Esta ley contribuiría en la lucha contra el sobrepeso y la obesidad, una problemática que preocupa ya que según los últimos resultados de la Encuesta Nacional de Factores de Riesgo (ENFR), el 61,6% de la población tiene exceso de peso, un 36,2% tiene sobrepeso y un 25,4% obesidad.

Las ventajas de este etiquetado son: que brinda información clara y permite leer de manera práctica, lo que nos lleva a tomar la decisión de comprar o no un producto o reemplazarlo por otro.

Las desventajas están relacionadas a que no contempla el producto terminado y a los ingredientes de preparación, no menciona los aditivos alimentarios y solo indica lo negativo y no lo positivo de un producto.

Si comparamos otros países como Chile, donde desde 2016 se ha implementado la ley de etiquetado frontal, podemos observar que cuando el consumidor tiene disponible delante de sus ojos la información nutricional tiene más herramientas para elegir qué comprar.

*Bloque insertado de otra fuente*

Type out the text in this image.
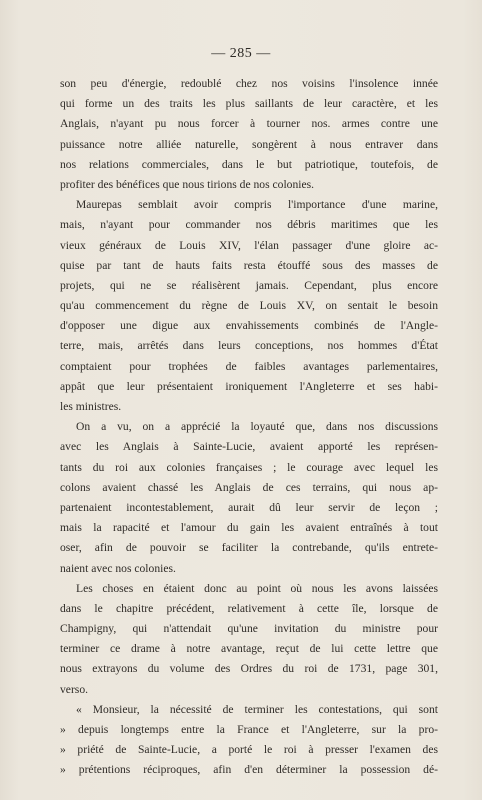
— 285 —
son peu d'énergie, redoublé chez nos voisins l'insolence innée
qui forme un des traits les plus saillants de leur caractère, et les
Anglais, n'ayant pu nous forcer à tourner nos. armes contre une
puissance notre alliée naturelle, songèrent à nous entraver dans
nos relations commerciales, dans le but patriotique, toutefois, de
profiter des bénéfices que nous tirions de nos colonies.
Maurepas semblait avoir compris l'importance d'une marine,
mais, n'ayant pour commander nos débris maritimes que les
vieux généraux de Louis XIV, l'élan passager d'une gloire ac-
quise par tant de hauts faits resta étouffé sous des masses de
projets, qui ne se réalisèrent jamais. Cependant, plus encore
qu'au commencement du règne de Louis XV, on sentait le besoin
d'opposer une digue aux envahissements combinés de l'Angle-
terre, mais, arrêtés dans leurs conceptions, nos hommes d'État
comptaient pour trophées de faibles avantages parlementaires,
appât que leur présentaient ironiquement l'Angleterre et ses habi-
les ministres.
On a vu, on a apprécié la loyauté que, dans nos discussions
avec les Anglais à Sainte-Lucie, avaient apporté les représen-
tants du roi aux colonies françaises ; le courage avec lequel les
colons avaient chassé les Anglais de ces terrains, qui nous ap-
partenaient incontestablement, aurait dû leur servir de leçon ;
mais la rapacité et l'amour du gain les avaient entraînés à tout
oser, afin de pouvoir se faciliter la contrebande, qu'ils entrete-
naient avec nos colonies.
Les choses en étaient donc au point où nous les avons laissées
dans le chapitre précédent, relativement à cette île, lorsque de
Champigny, qui n'attendait qu'une invitation du ministre pour
terminer ce drame à notre avantage, reçut de lui cette lettre que
nous extrayons du volume des Ordres du roi de 1731, page 301,
verso.
« Monsieur, la nécessité de terminer les contestations, qui sont
» depuis longtemps entre la France et l'Angleterre, sur la pro-
» priété de Sainte-Lucie, a porté le roi à presser l'examen des
» prétentions réciproques, afin d'en déterminer la possession dé-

Una vez que se implemente esta ley vamos a poder destacar aspectos positivos como la adecuación de muchos alimentos procesados a los requisitos de la ley, reduciendo los contenidos de grasas, azúcar y sal.

Es importante que a este cambio se lo acompañe con campañas y educación alimentaria para que toda la población conozca elecciones al comprar un producto. Muchos saben que existen nutrientes críticos que consumiéndolos en exceso tienen incidencia en enfermedades crónicas no transmisibles. Pero no cuentan con herramientas para detectar y saber si la calidad del producto que están adquiriendo es perjudicial para su salud o si la cantidad que consumen están dentro de los valores adecuados.

Si no educamos a la población desde enseñarles a leer un etiquetado nutricional, listado de ingredientes, aditivos alimentarios, hasta alimentarse en forma saludable, a pesar de que esta ley se apruebe, continuará la demanda por alimentos muy poco sanos, que lamentablemente son los que más consumimos los argentinos.